What a disingenuous answer! Of course it does, but that check is to protect Cellnet, not to protect innocent cardholders.

"We've also introduced extra security measures since we introduced the service last July, and we've put in more this week that will make it very difficult for the criminals that are taking advantage of this process to perpetrate the fraud".

But there's no evidence that this will deter people who already have a pre-pay Cellnet phone, and are already topping it up illegally.

"I think it would also be wrong to force our customers to follow a process that destroys the simplicity and ease of purchase of a prepay service. One of the attractions is that there are no forms to complete, no contracts, and no bills".

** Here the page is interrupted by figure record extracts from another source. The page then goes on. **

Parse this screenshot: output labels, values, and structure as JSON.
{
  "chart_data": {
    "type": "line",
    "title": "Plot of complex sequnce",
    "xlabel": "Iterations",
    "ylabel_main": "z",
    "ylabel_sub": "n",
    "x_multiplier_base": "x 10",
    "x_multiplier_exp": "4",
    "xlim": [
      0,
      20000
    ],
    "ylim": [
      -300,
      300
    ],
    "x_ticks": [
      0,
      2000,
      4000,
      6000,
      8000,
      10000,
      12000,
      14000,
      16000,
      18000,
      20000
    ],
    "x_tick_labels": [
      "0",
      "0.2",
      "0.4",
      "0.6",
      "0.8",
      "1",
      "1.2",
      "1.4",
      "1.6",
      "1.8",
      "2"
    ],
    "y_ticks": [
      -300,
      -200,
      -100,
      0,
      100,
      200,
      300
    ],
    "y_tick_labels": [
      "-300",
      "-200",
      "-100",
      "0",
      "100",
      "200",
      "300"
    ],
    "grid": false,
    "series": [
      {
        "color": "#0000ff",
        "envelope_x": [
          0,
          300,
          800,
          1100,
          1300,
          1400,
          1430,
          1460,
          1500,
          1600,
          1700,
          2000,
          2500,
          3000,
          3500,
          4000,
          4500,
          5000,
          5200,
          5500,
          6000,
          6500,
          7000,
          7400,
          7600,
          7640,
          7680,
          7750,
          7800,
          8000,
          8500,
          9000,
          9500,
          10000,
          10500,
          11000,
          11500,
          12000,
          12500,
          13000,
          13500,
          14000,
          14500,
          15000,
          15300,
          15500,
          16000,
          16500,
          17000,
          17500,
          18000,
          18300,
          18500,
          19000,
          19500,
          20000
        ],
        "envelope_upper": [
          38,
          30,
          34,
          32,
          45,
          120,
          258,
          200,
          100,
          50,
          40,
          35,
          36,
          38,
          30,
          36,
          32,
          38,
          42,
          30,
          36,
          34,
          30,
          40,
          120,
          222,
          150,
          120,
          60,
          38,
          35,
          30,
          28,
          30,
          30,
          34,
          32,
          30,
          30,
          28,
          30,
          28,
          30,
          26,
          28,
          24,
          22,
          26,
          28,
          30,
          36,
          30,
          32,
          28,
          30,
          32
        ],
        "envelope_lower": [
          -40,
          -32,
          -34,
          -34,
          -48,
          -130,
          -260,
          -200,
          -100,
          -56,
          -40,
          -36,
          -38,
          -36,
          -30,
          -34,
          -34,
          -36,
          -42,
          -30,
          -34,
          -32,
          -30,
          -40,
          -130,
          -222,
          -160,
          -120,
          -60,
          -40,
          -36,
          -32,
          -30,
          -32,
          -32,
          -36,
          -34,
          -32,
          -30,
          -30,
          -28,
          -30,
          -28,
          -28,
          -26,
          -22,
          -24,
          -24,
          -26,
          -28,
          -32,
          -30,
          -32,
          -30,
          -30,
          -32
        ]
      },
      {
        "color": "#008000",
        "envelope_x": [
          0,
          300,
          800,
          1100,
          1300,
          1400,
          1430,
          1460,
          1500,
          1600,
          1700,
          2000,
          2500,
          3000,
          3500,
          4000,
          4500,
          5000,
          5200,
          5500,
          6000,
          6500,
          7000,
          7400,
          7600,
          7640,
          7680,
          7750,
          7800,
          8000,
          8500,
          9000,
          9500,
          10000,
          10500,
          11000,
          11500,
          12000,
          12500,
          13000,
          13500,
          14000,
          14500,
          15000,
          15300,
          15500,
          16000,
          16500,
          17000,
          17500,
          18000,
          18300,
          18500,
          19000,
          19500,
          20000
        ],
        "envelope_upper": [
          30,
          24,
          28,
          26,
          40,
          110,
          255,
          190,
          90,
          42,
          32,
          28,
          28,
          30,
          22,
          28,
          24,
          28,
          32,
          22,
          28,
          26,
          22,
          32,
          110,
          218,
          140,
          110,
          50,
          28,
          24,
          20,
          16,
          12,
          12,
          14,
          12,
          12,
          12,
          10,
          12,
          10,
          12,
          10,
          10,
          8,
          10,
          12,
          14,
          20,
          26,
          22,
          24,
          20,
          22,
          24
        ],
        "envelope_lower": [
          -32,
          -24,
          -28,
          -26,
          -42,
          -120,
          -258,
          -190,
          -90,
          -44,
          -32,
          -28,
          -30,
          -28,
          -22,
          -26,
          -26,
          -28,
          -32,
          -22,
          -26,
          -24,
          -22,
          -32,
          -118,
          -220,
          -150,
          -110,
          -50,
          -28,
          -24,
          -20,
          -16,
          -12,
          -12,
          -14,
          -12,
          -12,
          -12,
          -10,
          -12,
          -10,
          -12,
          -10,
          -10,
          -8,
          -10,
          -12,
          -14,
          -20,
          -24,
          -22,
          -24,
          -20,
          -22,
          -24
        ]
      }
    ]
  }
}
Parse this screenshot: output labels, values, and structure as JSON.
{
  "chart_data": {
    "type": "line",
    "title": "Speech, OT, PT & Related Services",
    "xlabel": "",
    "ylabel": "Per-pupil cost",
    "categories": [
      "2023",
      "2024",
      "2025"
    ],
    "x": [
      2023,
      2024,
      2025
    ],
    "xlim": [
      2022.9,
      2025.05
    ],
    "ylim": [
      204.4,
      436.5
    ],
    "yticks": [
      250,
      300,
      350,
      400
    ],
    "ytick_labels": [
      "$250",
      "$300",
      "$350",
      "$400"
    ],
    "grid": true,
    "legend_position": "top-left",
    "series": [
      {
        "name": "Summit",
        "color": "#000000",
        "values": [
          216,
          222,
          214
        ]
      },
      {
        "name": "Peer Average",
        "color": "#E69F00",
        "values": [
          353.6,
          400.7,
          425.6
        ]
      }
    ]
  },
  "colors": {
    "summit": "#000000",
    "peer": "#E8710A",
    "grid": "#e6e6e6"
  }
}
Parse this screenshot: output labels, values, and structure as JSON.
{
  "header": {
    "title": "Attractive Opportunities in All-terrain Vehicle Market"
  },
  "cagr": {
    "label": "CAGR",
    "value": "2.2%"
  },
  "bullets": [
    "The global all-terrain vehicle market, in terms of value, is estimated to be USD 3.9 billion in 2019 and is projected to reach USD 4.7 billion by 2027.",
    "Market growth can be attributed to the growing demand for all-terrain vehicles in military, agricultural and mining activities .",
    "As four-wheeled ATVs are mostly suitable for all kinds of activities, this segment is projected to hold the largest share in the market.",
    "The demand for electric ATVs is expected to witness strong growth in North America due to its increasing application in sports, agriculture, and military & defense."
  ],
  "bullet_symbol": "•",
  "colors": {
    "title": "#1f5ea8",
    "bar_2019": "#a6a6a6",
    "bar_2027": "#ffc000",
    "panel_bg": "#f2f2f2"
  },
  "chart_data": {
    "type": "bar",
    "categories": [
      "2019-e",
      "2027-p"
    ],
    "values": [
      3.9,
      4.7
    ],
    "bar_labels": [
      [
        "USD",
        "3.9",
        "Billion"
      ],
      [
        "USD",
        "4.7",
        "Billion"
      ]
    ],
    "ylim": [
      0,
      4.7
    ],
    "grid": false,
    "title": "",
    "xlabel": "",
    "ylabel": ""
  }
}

Which is very convenient for Cellnet and their customers, but a disaster for the thousands of innocent card holders who are being defrauded!

"We have to manage the fraud that we know that we will get, we are not immune as an industry to credit card fraud, but we have to manage that, but at the same time offer an easy service to use to our customers".

Only because Cellnet have deliberately introduced a system vulnerable to fraud in the first place.

"I'd dispute that [suggestion that Cellnet are getting a free loan at the expense of customers, or people who aren't even customers] completely, customers do not pay for this kind of fraud".

Of course they do, even if they eventually get a refund. Who else pays?

"We have a number of measures in place that can not only prevent this fraud from happening but also can pick up the cards that have been fraudulently topped up in this way".

"Cards"? it's phones that are being fraudulently topped up this way. If this is a slip of the tongue, and Mr Massey meant to say "phones", he'd be lying. Cellnet can't trace the phones, only (and belatedly, after the cardholder reports it) the card that was used fraudulently.

"We've introduced measures soon after we launched and we've introduced extra measures this week as well so..."

[interrupted, a bit late, etc, and can they now say that the problem is solved?]

"It would be wrong to say that we can eradicate fraud completely, and certainly other networks and other businesses that operate in the same way would say the same thing".

Another disingenuous answer. Other networks and businesses do not operate the same way, as they take a more responsible attitude to credit card fraud.

"What we've got in place now is a set of measures that we believe will make it very very difficult for these people to carry out this fraud, and inconvenience customers in this way".

Well, as Trixie Rawlinson said, we'll see. I frankly don't believe that Cellnet can have fixed their problem this week, as Mr Massey claims, in respect of the hundreds of thousands of pre-pay phones Cellnet have already sold. It's all very well to (claim to have) put a new system in place, but what are they doing about the phones already out there?

Steve Player, the Brent and Harrow Trading Standards Officer, made the important point that anonymous phones are an open invitation to criminals. He told the programme that he had written to Oftel and to the DTI, pointing out the flaws in the system of issuing unregistered, untraceable phones, but he went on to say that "unfortunately they seem to be more concerned in promoting wider ownership of mobile phones than helping helping Trading Standards services and the police force catch criminals".

Oftel and the DTI simply say that they'll review the situation should there be more of these situations arising.

I sympathise with Mr Player. This official attitude is disgraceful. How many "situations" need to arise before they act? Thousands of innocent parties are already being defrauded, some to the tune of thousands of pounds, yet none of the regulatory bodies is prepared to do anything about it.

I find it ironic that Cellnet (who are part-owned by Securicor, a company which trades on safe transit of people's money) publicise their "U" pre-pay phone service with a picture of a fingerprint. What kind of customer is that logo supposed to appeal to?